By Michelle Pellegrino
SENIOR Week, a regular tradition at Rider hosted to give a final sendoff to those graduating, has been moved to the week before finals, causing many seniors to express a resounding feeling of disappointment with these changes. Previously, it had been held after finals have ended.
“I was expecting to have one like right before graduation because that’s what they’ve had in the past,” said senior elementary education major Angela Rizzo regarding Senior Week.
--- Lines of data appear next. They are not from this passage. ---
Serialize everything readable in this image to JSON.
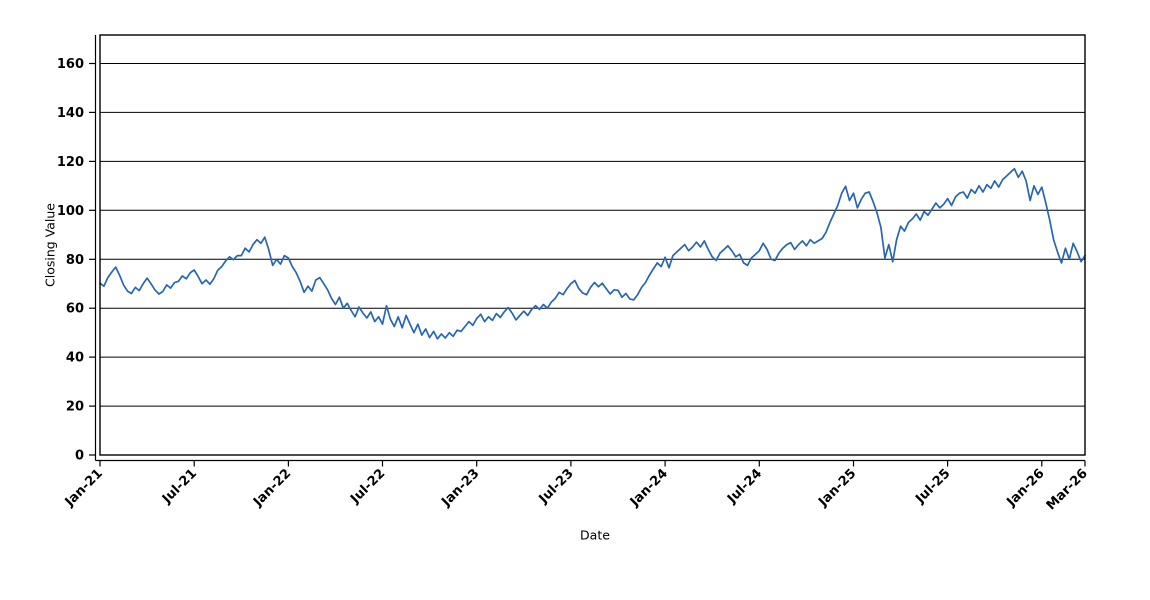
{
  "figure": {
    "background": "#ffffff",
    "plot_background": "#ffffff"
  },
  "chart_data": {
    "type": "line",
    "title": "",
    "xlabel": "Date",
    "ylabel": "Closing Value",
    "legend": "none",
    "grid": "horizontal-only",
    "grid_color": "#000000",
    "axis_color": "#000000",
    "tick_label_color": "#000000",
    "line_color": "#2766b2",
    "ylim": [
      0,
      171
    ],
    "yticks": [
      0,
      20,
      40,
      60,
      80,
      100,
      120,
      140,
      160
    ],
    "x_unit": "months-since-Jan-2021",
    "x_axis_span_months": 62.75,
    "x_ticks": [
      {
        "m": 0,
        "label": "Jan-21"
      },
      {
        "m": 6,
        "label": "Jul-21"
      },
      {
        "m": 12,
        "label": "Jan-22"
      },
      {
        "m": 18,
        "label": "Jul-22"
      },
      {
        "m": 24,
        "label": "Jan-23"
      },
      {
        "m": 30,
        "label": "Jul-23"
      },
      {
        "m": 36,
        "label": "Jan-24"
      },
      {
        "m": 42,
        "label": "Jul-24"
      },
      {
        "m": 48,
        "label": "Jan-25"
      },
      {
        "m": 54,
        "label": "Jul-25"
      },
      {
        "m": 60,
        "label": "Jan-26"
      },
      {
        "m": 62.75,
        "label": "Mar-26"
      }
    ],
    "x_start": 0,
    "x_step": 0.25,
    "values": [
      70.2,
      69,
      72.5,
      74.8,
      76.8,
      73.5,
      69.5,
      67,
      66,
      68.5,
      67.2,
      70,
      72.3,
      70,
      67.5,
      65.8,
      66.8,
      69.5,
      68.2,
      70.5,
      71,
      73.2,
      72,
      74.5,
      75.6,
      73,
      70,
      71.5,
      69.8,
      72,
      75.5,
      77,
      79.3,
      81,
      79.8,
      81.5,
      81.5,
      84.5,
      83,
      86,
      88,
      86.5,
      89,
      84,
      77.5,
      80,
      78,
      81.5,
      80.5,
      77,
      74.5,
      71,
      66.5,
      69,
      67,
      71.5,
      72.5,
      70,
      67.5,
      64,
      61.5,
      64.5,
      60,
      62,
      59,
      56.5,
      60.5,
      58,
      56,
      58.5,
      54.5,
      56.5,
      53.5,
      61,
      55.5,
      52.5,
      56.5,
      52,
      57,
      53.5,
      50,
      53.5,
      49,
      51.5,
      48,
      50.5,
      47.5,
      49.5,
      47.8,
      50,
      48.5,
      51,
      50.5,
      52.5,
      54.5,
      53,
      55.8,
      57.5,
      54.5,
      56.5,
      55,
      57.8,
      56.2,
      58.5,
      60.3,
      58,
      55.2,
      57,
      58.8,
      57,
      59.5,
      61,
      59.5,
      61.5,
      60,
      62.5,
      64,
      66.5,
      65.5,
      68,
      70,
      71.3,
      68,
      66.2,
      65.5,
      68.5,
      70.5,
      68.8,
      70.2,
      68,
      65.8,
      67.5,
      67.3,
      64.5,
      66,
      63.8,
      63.4,
      65.5,
      68.5,
      70.5,
      73.5,
      76,
      78.5,
      77,
      80.8,
      76.5,
      81.5,
      83,
      84.5,
      86,
      83.5,
      85,
      87,
      85,
      87.5,
      84,
      81,
      79.5,
      82.5,
      84,
      85.5,
      83.5,
      81,
      82,
      78.5,
      77.5,
      80.5,
      82,
      83.5,
      86.5,
      84,
      80,
      79.5,
      82.5,
      84.5,
      86,
      86.8,
      84,
      86,
      87.5,
      85.5,
      88,
      86.5,
      87.5,
      88.5,
      91,
      95,
      98.5,
      102,
      107,
      109.8,
      104,
      107,
      101,
      104.5,
      107,
      107.5,
      103.5,
      99,
      93,
      80.5,
      86,
      79,
      88,
      93.5,
      91.5,
      95,
      96.5,
      98.5,
      96,
      99.5,
      98,
      100.5,
      103,
      101,
      102.5,
      104.8,
      102,
      105.5,
      107,
      107.5,
      105,
      108.5,
      107,
      110,
      107.5,
      110.5,
      109,
      112,
      109.5,
      112.5,
      114,
      115.5,
      117,
      113.5,
      116,
      112,
      104,
      110,
      106.5,
      109.5,
      103,
      96,
      88,
      83,
      78.5,
      84.5,
      80,
      86.5,
      83,
      79,
      81.5
    ]
  }
}
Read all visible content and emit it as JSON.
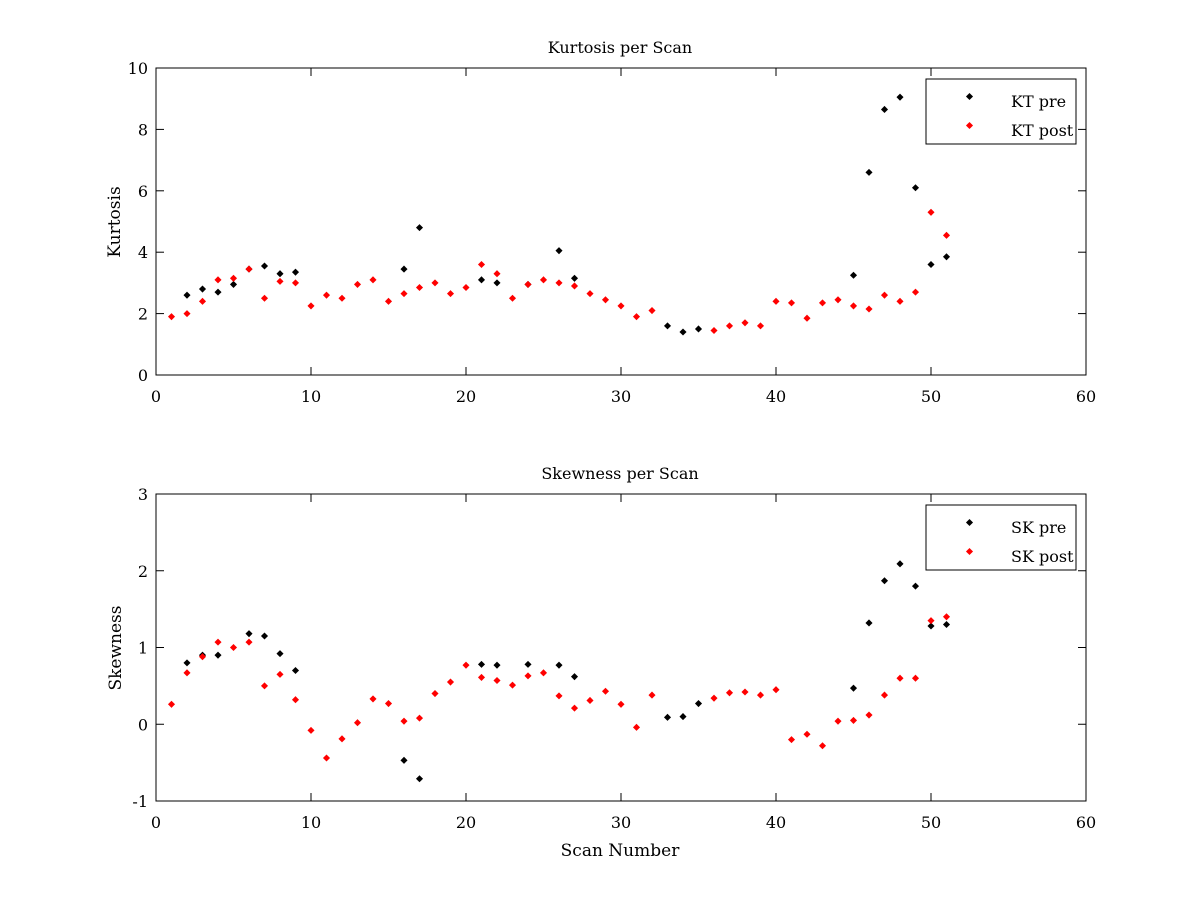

According to an email sent to Rider students on April 5, 2022 from Associate Dean of Campus Life Nicholas Barbati, last year’s Senior Week took place between final exams and graduation and included events like a trip to Atlantic City, New Jersey, a senior celebration kick-off at the pub, a barbeque, a senior brunch and, of course, Senior Ball. Seniors were also allowed to stay on campus an extra week, giving them one last hurrah to their college experience.
Barbati explained that a multitude of reasons resulted in the decision, including lack of interest and expenses, but came down to changes in the layout of the 2022-2023 academic calendar.
“It just didn’t seem like it was really in the best interest of our students,” said Barbati. “We wanted to capture the students at the time in which they would be most excited to … participate in senior activities, which is why we’re introducing them the week prior now.”
Barbati said that if they kept Senior Week for after finals, seniors would be on campus for eight days after the last testing day and explained that it seemed excessive.
“The senior class counsel and I were really trying to figure out what would be best for the students given the timeline,” said Barbati.
Although he said there hasn’t been any complaints, some seniors are still upset with the decision to move Senior Week to before finals, due to many events being held during the last week of classes and the weekend before final exams.
“I was disappointed because a lot of the events were during the week when I had class or I have other things going on already,” said Rizzo.
Vice chair of the senior class and healthcare policy major Katy Timari said that she, along with Barbati and senior class chair Lindsay Clarke, had some fears about not being able to provide a Senior Week this year. They listed a lack of attendance and students’ unwillingness to pay additional fees for activities as reasons why the decision was made to skip it. Instead, they decided to hold more events throughout the semester.
“We held it throughout the course of the semester so that way we could pull from different funding in order to be able to have events that were free for people to go to,” said Timari. “We had a tailgating event at the pub prior to one of our basketball games in February, this upcoming Friday, we are having Last Call at the pub … and then we’re also having our Senior Ball.”
According to Barbati’s April 5 email, students who wished to participate in all of the Senior Week events last year had to pay a fee of $140, or a total of $200 if they also wished to bring a guest to Senior Ball. Tickets to the ball were included in this package and were also offered separately at $60 a ticket for seniors who did not want the entire event package.
By pulling funding from different sources in order to have events throughout the semester, seniors were spared an additional charge of $80 to participate in Senior Week. However, even this decision that takes into account students’ financial situations isn’t without its consequences.
“There are people who went on the semester in LA trip who weren’t here throughout the semester,” Rizzo pointed out. “It’s difficult for those people to be fully involved as well when the events are spread out throughout the year.”
When asked how she feels about not having a Senior Week as a senior herself, Timari responded, “It’s a little bit sad that it isn’t like a week at the end of the school year, but again, we do really have a lot of really fun events that have been provided.”
Senior film and television major Karl Stever shared similar feelings.
“I think it’s cool that we get to have a Senior Ball and some fun senior events. I guess it does suck to some extent that we can’t have a week dedicated to us, but it is what it is,” said Stever. “I think that we should be grateful for the events that we do have, you know? I’m sure that a lot of people would be upset if we didn’t have the ball or other events for the seniors.”
While Rizzo recognized the hard work that was put into these events and their organizers’ sensitivity to students’ financial situations, she also expressed how the COVID-19 pandemic added to her disappointment.
“Our class of 2023 missed out on half of our spring semester in person our freshman year, we missed out on a sophomore year in person, and then our junior year was, like, masks,” said Rizzo. “So this senior year was like our first fully in-person year, so I thought [Senior Week] would be a great way to celebrate what we’ve gone through and how far we’ve come.”
Amethyst Martinez contributed to the reporting for this story.